Protecting Your Interests, Preserving Your Future

What you need to know if you’re planning to divorce in Arizona

On Behalf of | Jun 14, 2021 | Divorce

Many individuals get the impression that they can decide to file for divorce, fill in a few papers, submit them to the court and wait for the judge to sign off on them dissolving their marriage. Filing for divorce isn’t as easy as that, though. 

Arizona is like any other state in that you must meet certain eligibility requirements to file for divorce. Knowing this information can help you prepare for what to expect.

There’s a residency requirement

Arizona law requires at least one spouse to have resided in the state for 90 days or more before initiating divorce proceedings. 

You have to decide on a no-fault or fault-based divorced

It’s unnecessary to provide the grounds on which you seek a divorce in a no-fault divorce state like Arizona.
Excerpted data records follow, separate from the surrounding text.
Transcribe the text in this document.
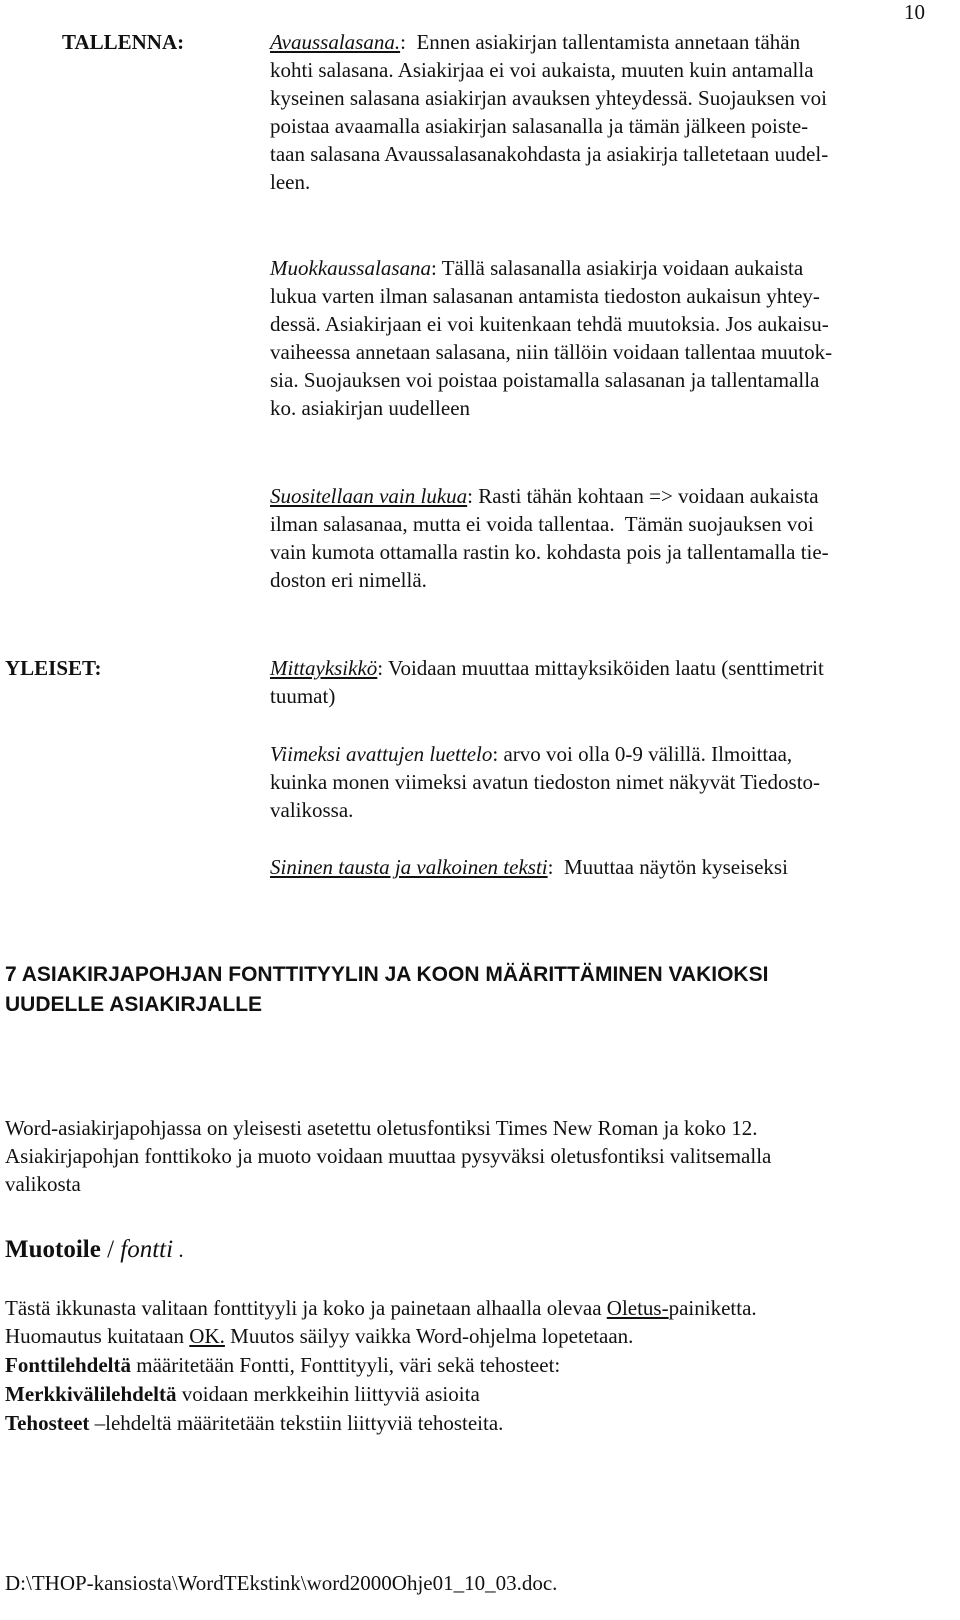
10
TALLENNA:	Avaussalasana.:  Ennen asiakirjan tallentamista annetaan tähän
kohti salasana. Asiakirjaa ei voi aukaista, muuten kuin antamalla
kyseinen salasana asiakirjan avauksen yhteydessä. Suojauksen voi
poistaa avaamalla asiakirjan salasanalla ja tämän jälkeen poiste-
taan salasana Avaussalasanakohdasta ja asiakirja talletetaan uudel-
leen.
Muokkaussalasana: Tällä salasanalla asiakirja voidaan aukaista
lukua varten ilman salasanan antamista tiedoston aukaisun yhtey-
dessä. Asiakirjaan ei voi kuitenkaan tehdä muutoksia. Jos aukaisu-
vaiheessa annetaan salasana, niin tällöin voidaan tallentaa muutok-
sia. Suojauksen voi poistaa poistamalla salasanan ja tallentamalla
ko. asiakirjan uudelleen
Suositellaan vain lukua: Rasti tähän kohtaan => voidaan aukaista
ilman salasanaa, mutta ei voida tallentaa.  Tämän suojauksen voi
vain kumota ottamalla rastin ko. kohdasta pois ja tallentamalla tie-
doston eri nimellä.
YLEISET:	Mittayksikkö: Voidaan muuttaa mittayksiköiden laatu (senttimetrit
tuumat)
Viimeksi avattujen luettelo: arvo voi olla 0-9 välillä. Ilmoittaa,
kuinka monen viimeksi avatun tiedoston nimet näkyvät Tiedosto-
valikossa.
Sininen tausta ja valkoinen teksti:  Muuttaa näytön kyseiseksi
7 ASIAKIRJAPOHJAN FONTTITYYLIN JA KOON MÄÄRITTÄMINEN VAKIOKSI
UUDELLE ASIAKIRJALLE
Word-asiakirjapohjassa on yleisesti asetettu oletusfontiksi Times New Roman ja koko 12.
Asiakirjapohjan fonttikoko ja muoto voidaan muuttaa pysyväksi oletusfontiksi valitsemalla
valikosta
Muotoile / fontti .
Tästä ikkunasta valitaan fonttityyli ja koko ja painetaan alhaalla olevaa Oletus-painiketta.
Huomautus kuitataan OK. Muutos säilyy vaikka Word-ohjelma lopetetaan.
Fonttilehdeltä määritetään Fontti, Fonttityyli, väri sekä tehosteet:
Merkkivälilehdeltä voidaan merkkeihin liittyviä asioita
Tehosteet –lehdeltä määritetään tekstiin liittyviä tehosteita.
D:\THOP-kansiosta\WordTEkstink\word2000Ohje01_10_03.doc.
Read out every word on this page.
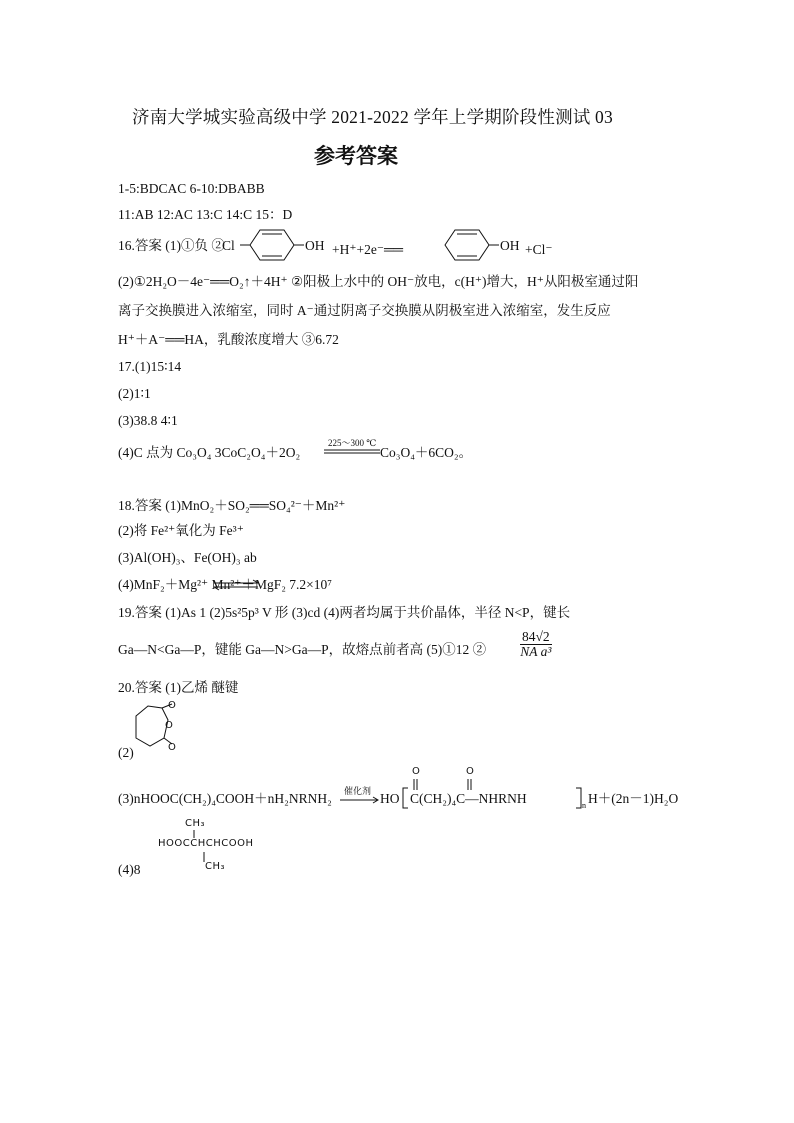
济南大学城实验高级中学 2021-2022 学年上学期阶段性测试 03
参考答案
1-5:BDCAC 6-10:DBABB
11:AB 12:AC 13:C 14:C 15：D
16.答案 (1)①负 ②
Cl	OH +H⁺+2e⁻══	OH +Cl⁻
(2)①2H₂O－4e⁻══O₂↑＋4H⁺ ②阳极上水中的 OH⁻放电，c(H⁺)增大，H⁺从阳极室通过阳
离子交换膜进入浓缩室，同时 A⁻通过阴离子交换膜从阴极室进入浓缩室，发生反应
H⁺＋A⁻══HA，乳酸浓度增大 ③6.72
17.(1)15∶14
(2)1∶1
(3)38.8 4∶1
(4)C 点为 Co₃O₄ 3CoC₂O₄＋2O₂
225～300 ℃
Co₃O₄＋6CO₂。
18.答案 (1)MnO₂＋SO₂══SO₄²⁻＋Mn²⁺
(2)将 Fe²⁺氧化为 Fe³⁺
(3)Al(OH)₃、Fe(OH)₃ ab
(4)MnF₂＋Mg²⁺ Mn²⁺＋MgF₂ 7.2×10⁷
19.答案 (1)As 1 (2)5s²5p³ V 形 (3)cd (4)两者均属于共价晶体，半径 N<P，键长
Ga—N<Ga—P，键能 Ga—N>Ga—P，故熔点前者高 (5)①12 ②	$\frac{84√2}{\text{NA a³}}$
20.答案 (1)乙烯 醚键
O
O
O
(2)
(3)nHOOC(CH₂)₄COOH＋nH₂NRNH₂ 催化剂 → HO C(CH₂)₄C—NHRNH
O	O
n H＋(2n－1)H₂O
CH₃
HOOCCHCHCOOH
CH₃
(4)8
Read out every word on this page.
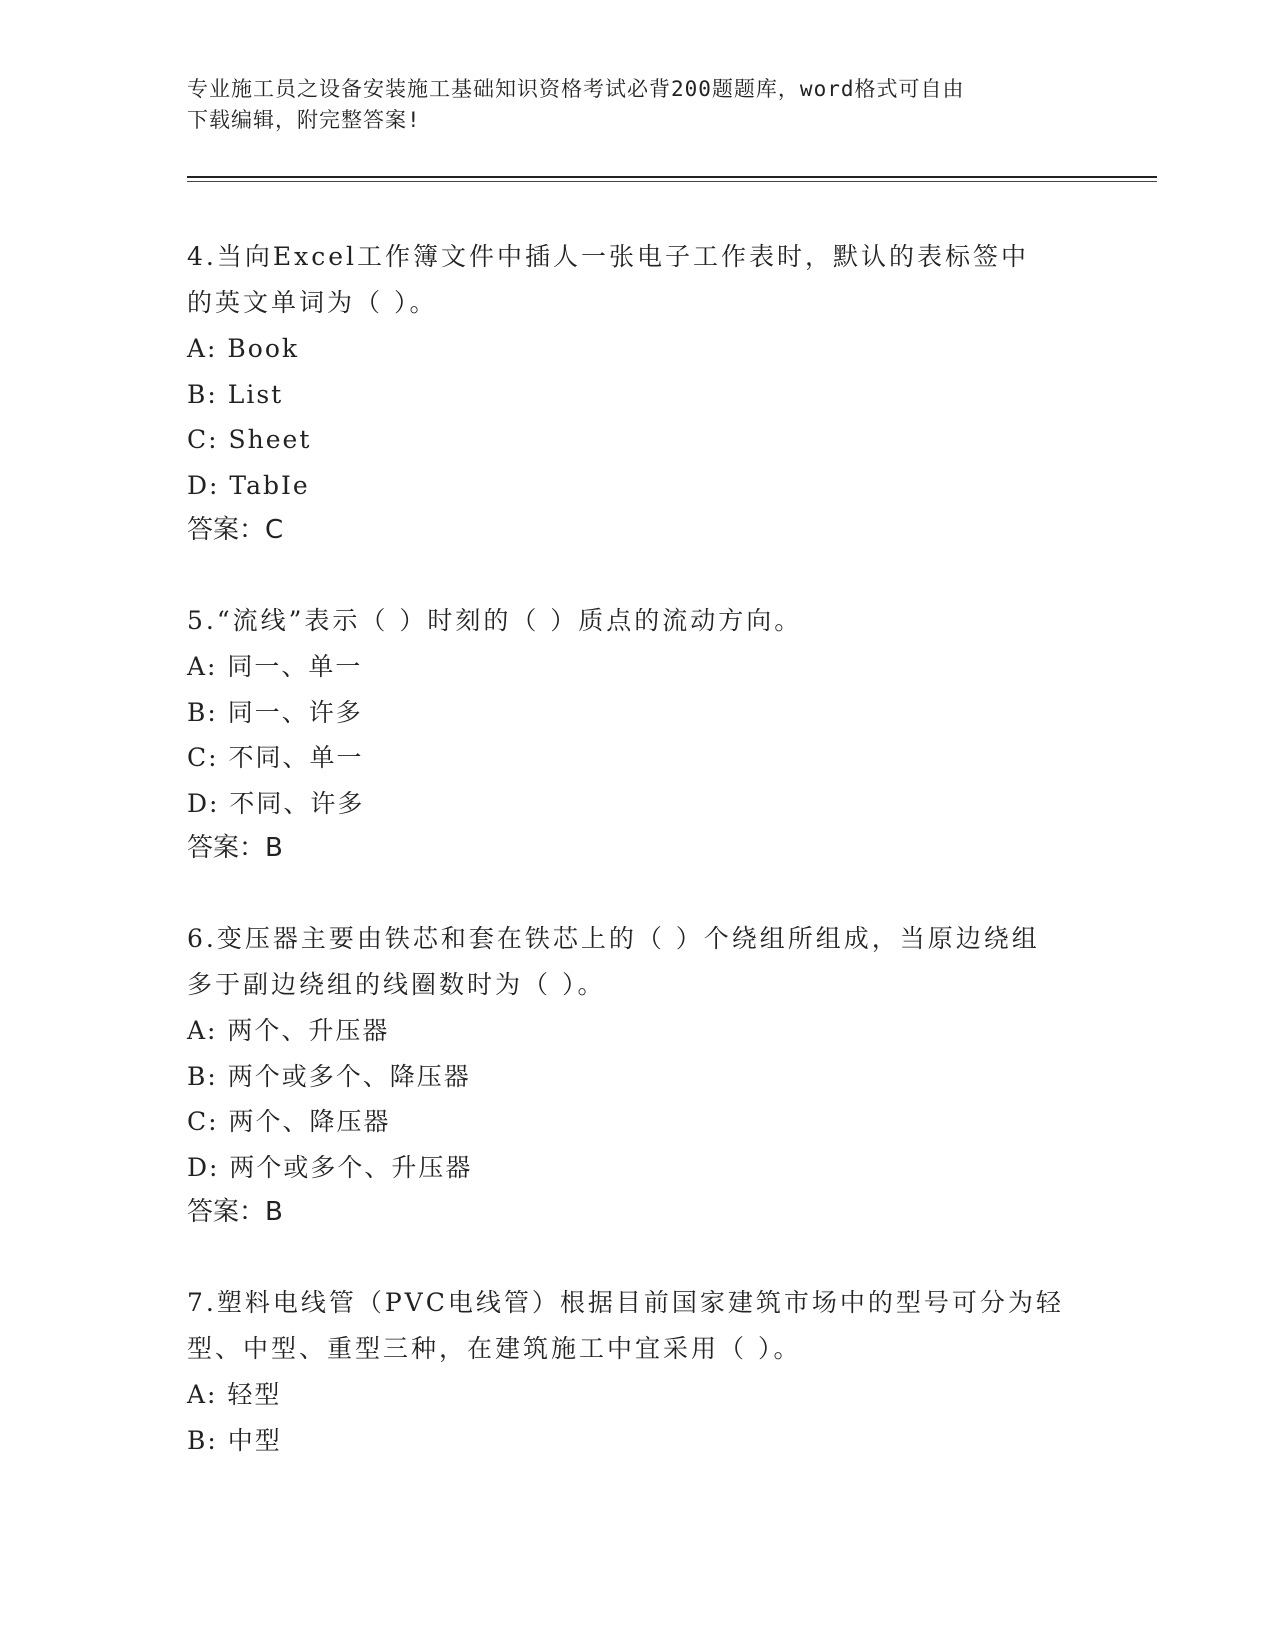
专业施工员之设备安装施工基础知识资格考试必背200题题库，word格式可自由
下载编辑，附完整答案!
4.当向Excel工作簿文件中插人一张电子工作表时，默认的表标签中
的英文单词为（ ）。
A: Book
B: List
C: Sheet
D: TabIe
答案：C
5.“流线”表示（ ）时刻的（ ）质点的流动方向。
A: 同一、单一
B: 同一、许多
C: 不同、单一
D: 不同、许多
答案：B
6.变压器主要由铁芯和套在铁芯上的（ ）个绕组所组成，当原边绕组
多于副边绕组的线圈数时为（ ）。
A: 两个、升压器
B: 两个或多个、降压器
C: 两个、降压器
D: 两个或多个、升压器
答案：B
7.塑料电线管（PVC电线管）根据目前国家建筑市场中的型号可分为轻
型、中型、重型三种，在建筑施工中宜采用（ ）。
A: 轻型
B: 中型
You need only state that your marriage is irretrievably broken. This means that you tried to rescue it but that you weren’t able to do so. One of you may come forward and contest your spouse’s reasoning for seeking the divorce if you feel the opposite (that you can make your marriage work).

Covenant marriages are an additional complication

Covenant marriages are designed, by default, to be harder to end. You generally either need certain specific grounds (like adultery or drug addiction) to end your marriage or you must have either lived apart for two years or longer without a legal separation or for a year with one to end your marriage by mutual consent. 

How long must Arizona residents wait before their divorce’s finalization?

There’s a 60-day waiting period for divorce here in Arizona. That time frame initiates when a spouse files divorce; then a process server serves the divorce order on their ex. 

No two divorce cases are the same. There may be some matters that you two need to sort out before your divorce’s finalization. You might need to have an attorney help you work out your differences if you and your spouse have difficulty seeing eye-to-eye on certain matters.